The Bandhas, or locks, refer to the regulation of energy flow, or pranic flow, in the body. When the locks are engaged, it regulates blood flow and energy in the body to centralized locations to bring more energy to the entire body. I like to think of it as a way to charge up the body; to fully experience this life force (Prana) in the body, and to use this energy for a productive and healthy way of living. There are three main locks used in the Ashtanga practice: Mulabandha (The Root Lock), Uddiyana Bandha (The Abdominal Lock), and Jalandhara Bandha (The Throat Lock). I will discuss the second lock.

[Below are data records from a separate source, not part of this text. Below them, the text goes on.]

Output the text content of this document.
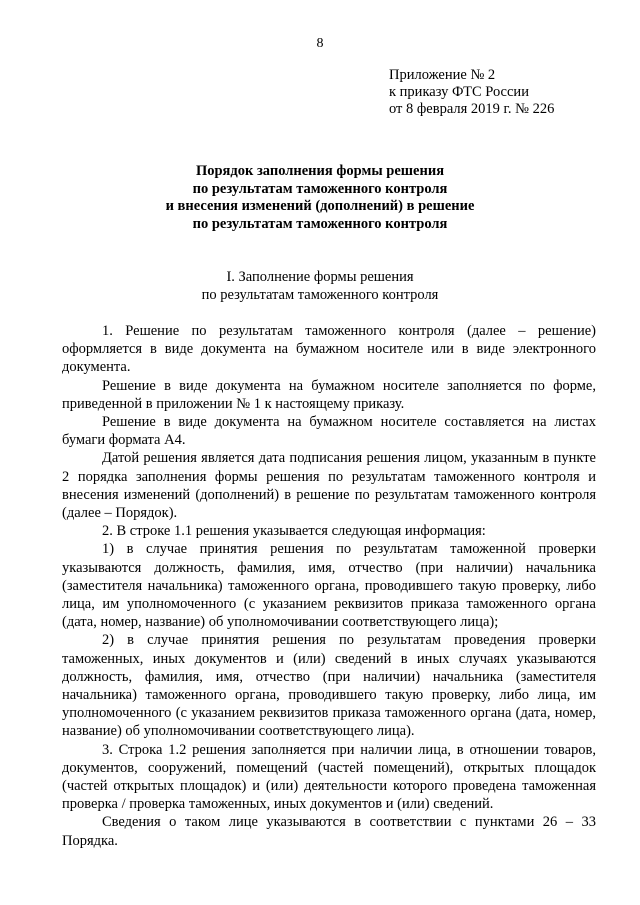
8
Приложение № 2
к приказу ФТС России
от 8 февраля 2019 г. № 226
Порядок заполнения формы решения
по результатам таможенного контроля
и внесения изменений (дополнений) в решение
по результатам таможенного контроля
I. Заполнение формы решения
по результатам таможенного контроля

1. Решение по результатам таможенного контроля (далее – решение) оформляется в виде документа на бумажном носителе или в виде электронного документа.

Решение в виде документа на бумажном носителе заполняется по форме, приведенной в приложении № 1 к настоящему приказу.

Решение в виде документа на бумажном носителе составляется на листах бумаги формата А4.

Датой решения является дата подписания решения лицом, указанным в пункте 2 порядка заполнения формы решения по результатам таможенного контроля и внесения изменений (дополнений) в решение по результатам таможенного контроля (далее – Порядок).

2. В строке 1.1 решения указывается следующая информация:

1) в случае принятия решения по результатам таможенной проверки указываются должность, фамилия, имя, отчество (при наличии) начальника (заместителя начальника) таможенного органа, проводившего такую проверку, либо лица, им уполномоченного (с указанием реквизитов приказа таможенного органа (дата, номер, название) об уполномочивании соответствующего лица);

2) в случае принятия решения по результатам проведения проверки таможенных, иных документов и (или) сведений в иных случаях указываются должность, фамилия, имя, отчество (при наличии) начальника (заместителя начальника) таможенного органа, проводившего такую проверку, либо лица, им уполномоченного (с указанием реквизитов приказа таможенного органа (дата, номер, название) об уполномочивании соответствующего лица).

3. Строка 1.2 решения заполняется при наличии лица, в отношении товаров, документов, сооружений, помещений (частей помещений), открытых площадок (частей открытых площадок) и (или) деятельности которого проведена таможенная проверка / проверка таможенных, иных документов и (или) сведений.

Сведения о таком лице указываются в соответствии с пунктами 26 – 33 Порядка.
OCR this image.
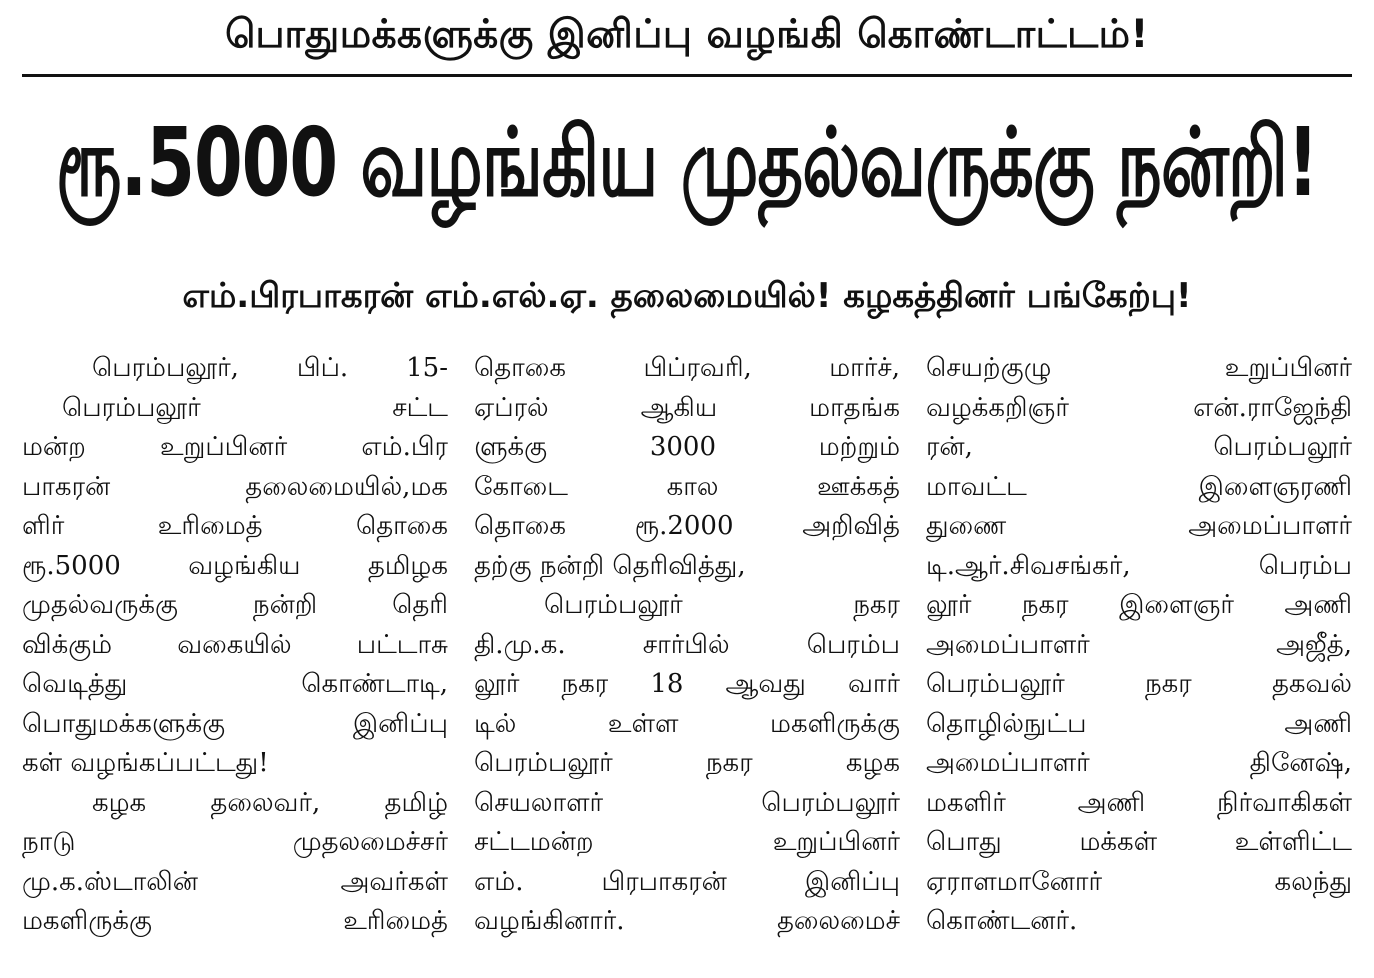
பொதுமக்களுக்கு இனிப்பு வழங்கி கொண்டாட்டம்!
ரூ.5000 வழங்கிய முதல்வருக்கு நன்றி!
எம்.பிரபாகரன் எம்.எல்.ஏ. தலைமையில்! கழகத்தினர் பங்கேற்பு!
பெரம்பலூர், பிப். 15-
பெரம்பலூர் சட்ட
மன்ற உறுப்பினர் எம்.பிர
பாகரன் தலைமையில்,மக
ளிர் உரிமைத் தொகை
ரூ.5000 வழங்கிய தமிழக
முதல்வருக்கு நன்றி தெரி
விக்கும் வகையில் பட்டாசு
வெடித்து கொண்டாடி,
பொதுமக்களுக்கு இனிப்பு
கள் வழங்கப்பட்டது!
கழக தலைவர், தமிழ்
நாடு முதலமைச்சர்
மு.க.ஸ்டாலின் அவர்கள்
மகளிருக்கு உரிமைத்
தொகை பிப்ரவரி, மார்ச்,
ஏப்ரல் ஆகிய மாதங்க
ளுக்கு 3000 மற்றும்
கோடை கால ஊக்கத்
தொகை ரூ.2000 அறிவித்
தற்கு நன்றி தெரிவித்து,
பெரம்பலூர் நகர
தி.மு.க. சார்பில் பெரம்ப
லூர் நகர 18 ஆவது வார்
டில் உள்ள மகளிருக்கு
பெரம்பலூர் நகர கழக
செயலாளர் பெரம்பலூர்
சட்டமன்ற உறுப்பினர்
எம். பிரபாகரன் இனிப்பு
வழங்கினார். தலைமைச்
செயற்குழு உறுப்பினர்
வழக்கறிஞர் என்.ராஜேந்தி
ரன், பெரம்பலூர்
மாவட்ட இளைஞரணி
துணை அமைப்பாளர்
டி.ஆர்.சிவசங்கர், பெரம்ப
லூர் நகர இளைஞர் அணி
அமைப்பாளர் அஜீத்,
பெரம்பலூர் நகர தகவல்
தொழில்நுட்ப அணி
அமைப்பாளர் தினேஷ்,
மகளிர் அணி நிர்வாகிகள்
பொது மக்கள் உள்ளிட்ட
ஏராளமானோர் கலந்து
கொண்டனர்.
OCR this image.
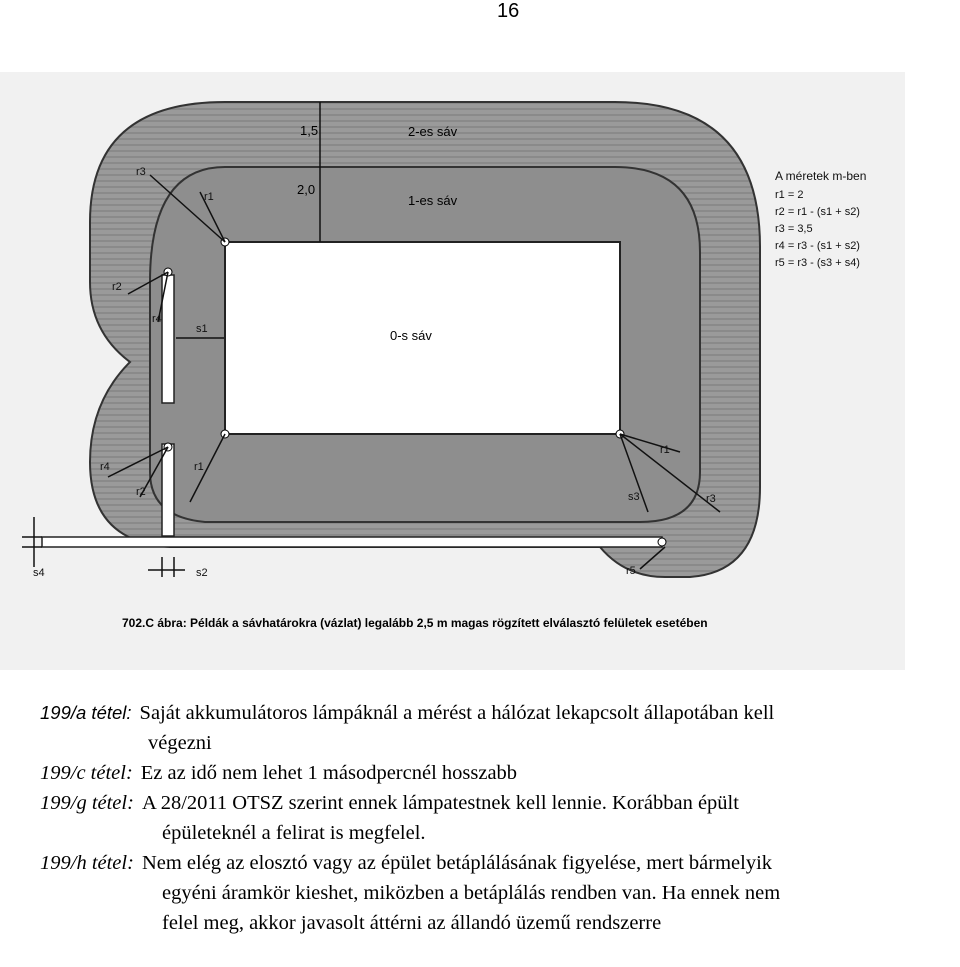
16
2-es sáv
1-es sáv
0-s sáv
1,5
2,0
r3
r1
r2
r4
s1
r4
r2
r1
r1
s3	r3
s4	s2	r5
A méretek m-ben
r1 = 2
r2 = r1 - (s1 + s2)
r3 = 3,5
r4 = r3 - (s1 + s2)
r5 = r3 - (s3 + s4)
702.C ábra: Példák a sávhatárokra (vázlat) legalább 2,5 m magas rögzített elválasztó felületek esetében
199/a tétel: Saját akkumulátoros lámpáknál a mérést a hálózat lekapcsolt állapotában kell
végezni
199/c tétel: Ez az idő nem lehet 1 másodpercnél hosszabb
199/g tétel: A 28/2011 OTSZ szerint ennek lámpatestnek kell lennie. Korábban épült
épületeknél a felirat is megfelel.
199/h tétel: Nem elég az elosztó vagy az épület betáplálásának figyelése, mert bármelyik
egyéni áramkör kieshet, miközben a betáplálás rendben van. Ha ennek nem
felel meg, akkor javasolt áttérni az állandó üzemű rendszerre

Uddiyana Bandha means flying upward and is engaged primarily when you exhale. As you release breath, you draw the bellybutton in toward the spine and up to contract the abdominal muscles. Focusing on this area of the body also brings energy to your Third Chakra (Solar Plexis) which I believe is your Power Center. This is your core: you place of power, strength, movement, drive, action, and energy. When we bring attention and awareness to this area of the body, we feel charged up, ready for action, ready to move forward. Engaging the abdominal lock allows us to feel physically strong. It is a way to brace the body when we are ready to take on challenges.
Have you ever felt a lack of motivation or drive when you knew you needed to move forward with a task? Sometimes it's hard to stir up that energy to take action. Perhaps a re-charge to the Third Chakra can help.
Boat Pose is a great posture to experience that surge of energy running into your core center. Start by sitting on your yoga mat with your legs extended out in front of you. Bend the knees slightly so your heels are on the mat. Hold onto the backs of your legs with your hands. Gently lean back so your heels lift off the floor. Continue to hold onto your legs as a way to lift yourself up to extend your spine. Inhale as you lift yourself up. To engage the abdominal lock, exhale strongly (perhaps even through your mouth to expel all the breath) and pull your bellybutton in towards your spine. You may feel your abdominal muscles contract. Continue this breathing routine to further engage your core. After a few breaths, you may be able to release your legs and extend your arms and hands forward. Hold for another 5-10 breaths before you relax.
This is one way to experience Uddiyana Bandha. The sensation brings pranic power and energy to the center of your body. You can also practice this lock in other more commonplace situations like sitting or walking. You don't need to breathe as strongly or as loudly in those cases, but you can engage the abdominal lock when you're sitting at your office desk. Allow a surge of power rush through you when you're meeting deadlines on the job. Engage the lock when you're walking down the street. You'll find that you stand more upright, your posture is improved, and you exude a sense of confidence.
One last note: if you're looking to get six-pack abs for the summer, practicing Uddiyana Bandha can help develop your rectus abdominus muscles, too!